愛媛県の肝疾患診療連携拠点病院である愛媛大学医学部附属病院と、EKEN netに所属している愛媛県内の肝疾患専門医療機関との共同研究の成果が発表されました。ジェノタイプ2型のC型慢性肝炎のペグインターフェロン+リバビリン併用治療において、その治療効果はペグインターフェロン投与総量に依存することが明らかになり、その研究結果を日本肝臓学会の英文誌であるHepatology Researchに発表しました(Watanabe T, Konishi I, Shigematsu S, et al. Sustained virological response of patients with hepatitis C virus genotype 2 depends on pegylated interferon compliance. Hepatology Research, 41:722-730, 2011)。

ジェノタイプ2型のC型慢性肝炎はペグインターフェロン+リバビリン併用治療によるC型肝炎ウイルス排除効果は約80%と比較的良好ですが、ウイルスを排除できない患者さんもいらっしゃいます。治療効果と関連する要素として、ペグインターフェロン投与総量が多いことが明らかになりました。一方、リバビリン投与総量は、ペグインターフェロン投与総量ほど治療効果に影響を与えませんでした。これらの結果から、ジェノタイプ2型のC型慢性肝炎に対するペグインターフェロン+リバビリン併用治療では、ペグインターフェロンをなるべくしっかりと投与する工夫が求められることになります。

C型肝炎患者さんへの運動療法がインスリンの作用改善効果など有用であることを発表

愛媛大学医学部附属病院で臨床試験いたしました、C型肝炎患者さんを対象とした運動療法の結果が、日本肝臓学会の英文誌であるHepatology Researchに掲載されました(Konishi I, Hiasa Y, Tokumoto Y, et al. Aerobic exercise improves insulin resistance and decreases body fat and serum levels of leptin in patients with hepatitis C virus. Hepatology Research, Epub ahead of Print)。
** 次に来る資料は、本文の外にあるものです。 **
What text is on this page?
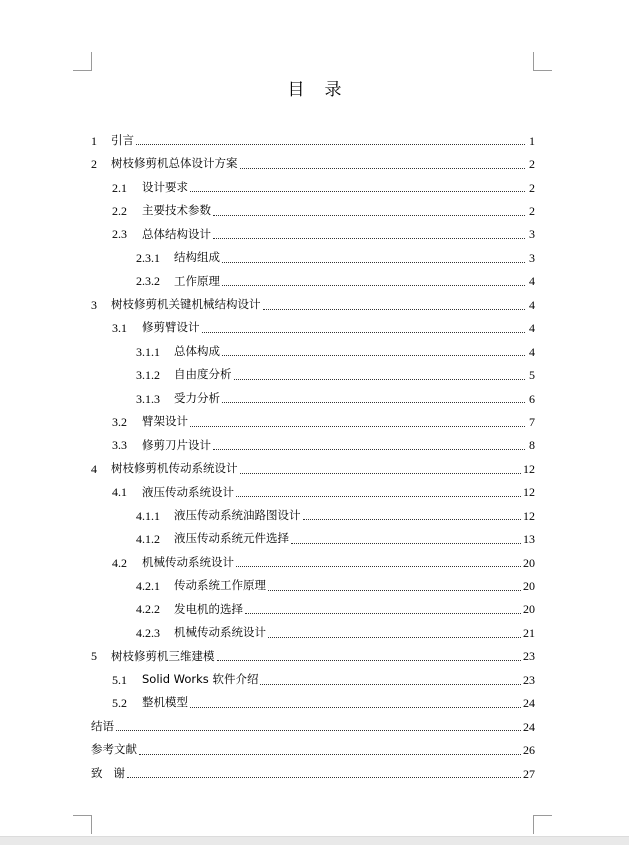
目 录
1	引言	1
2	树枝修剪机总体设计方案	2
2.1	设计要求	2
2.2	主要技术参数	2
2.3	总体结构设计	3
2.3.1	结构组成	3
2.3.2	工作原理	4
3	树枝修剪机关键机械结构设计	4
3.1	修剪臂设计	4
3.1.1	总体构成	4
3.1.2	自由度分析	5
3.1.3	受力分析	6
3.2	臂架设计	7
3.3	修剪刀片设计	8
4	树枝修剪机传动系统设计	12
4.1	液压传动系统设计	12
4.1.1	液压传动系统油路图设计	12
4.1.2	液压传动系统元件选择	13
4.2	机械传动系统设计	20
4.2.1	传动系统工作原理	20
4.2.2	发电机的选择	20
4.2.3	机械传动系统设计	21
5	树枝修剪机三维建模	23
5.1	Solid Works 软件介绍	23
5.2	整机模型	24
结语	24
参考文献	26
致   谢	27
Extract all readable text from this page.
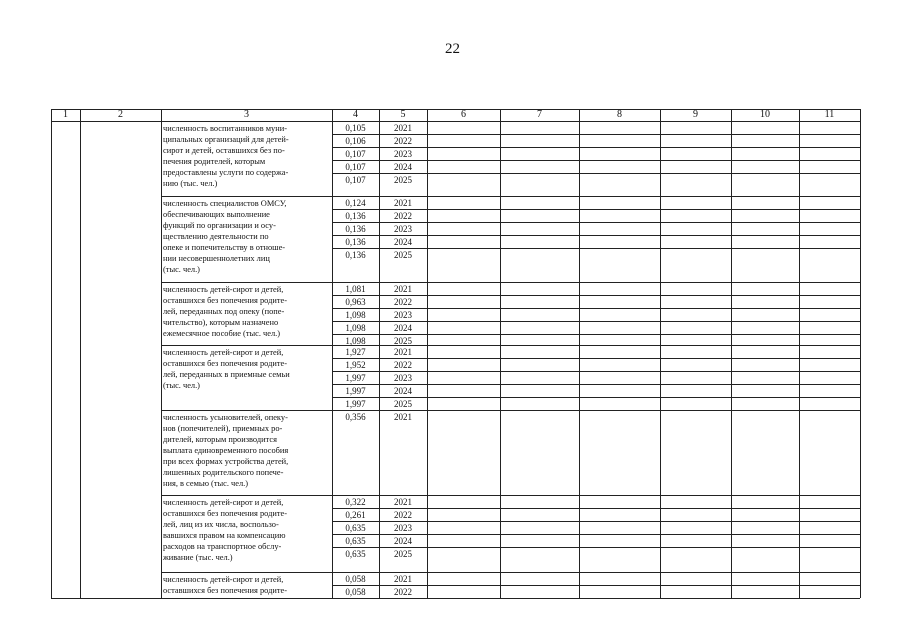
22
1	2	3	4	5	6	7	8	9	10	11
численность воспитанников муни-
ципальных организаций для детей-
сирот и детей, оставшихся без по-
печения родителей, которым
предоставлены услуги по содержа-
нию (тыс. чел.)
0,105	2021
0,106	2022
0,107	2023
0,107	2024
0,107	2025
численность специалистов ОМСУ,
обеспечивающих выполнение
функций по организации и осу-
ществлению деятельности по
опеке и попечительству в отноше-
нии несовершеннолетних лиц
(тыс. чел.)
0,124	2021
0,136	2022
0,136	2023
0,136	2024
0,136	2025
численность детей-сирот и детей,
оставшихся без попечения родите-
лей, переданных под опеку (попе-
чительство), которым назначено
ежемесячное пособие (тыс. чел.)
1,081	2021
0,963	2022
1,098	2023
1,098	2024
1,098	2025
численность детей-сирот и детей,
оставшихся без попечения родите-
лей, переданных в приемные семьи
(тыс. чел.)
1,927	2021
1,952	2022
1,997	2023
1,997	2024
1,997	2025
численность усыновителей, опеку-
нов (попечителей), приемных ро-
дителей, которым производится
выплата единовременного пособия
при всех формах устройства детей,
лишенных родительского попече-
ния, в семью (тыс. чел.)
0,356	2021
численность детей-сирот и детей,
оставшихся без попечения родите-
лей, лиц из их числа, воспользо-
вавшихся правом на компенсацию
расходов на транспортное обслу-
живание (тыс. чел.)
0,322	2021
0,261	2022
0,635	2023
0,635	2024
0,635	2025
численность детей-сирот и детей,
оставшихся без попечения родите-
0,058	2021
0,058	2022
積極的な運動を心がけることにより血糖コントロールをするホルモンであるインスリンが効くようになり、体脂肪の低下、レプチンというホルモンの低下を来たし、予後改善効果が期待されることがわかりました。C型肝炎において運動療法の有用性を実証した結果になっています。C型肝炎だから安静にするというのではなく、日常生活に積極的に運動を取り入れることが望まれることになります。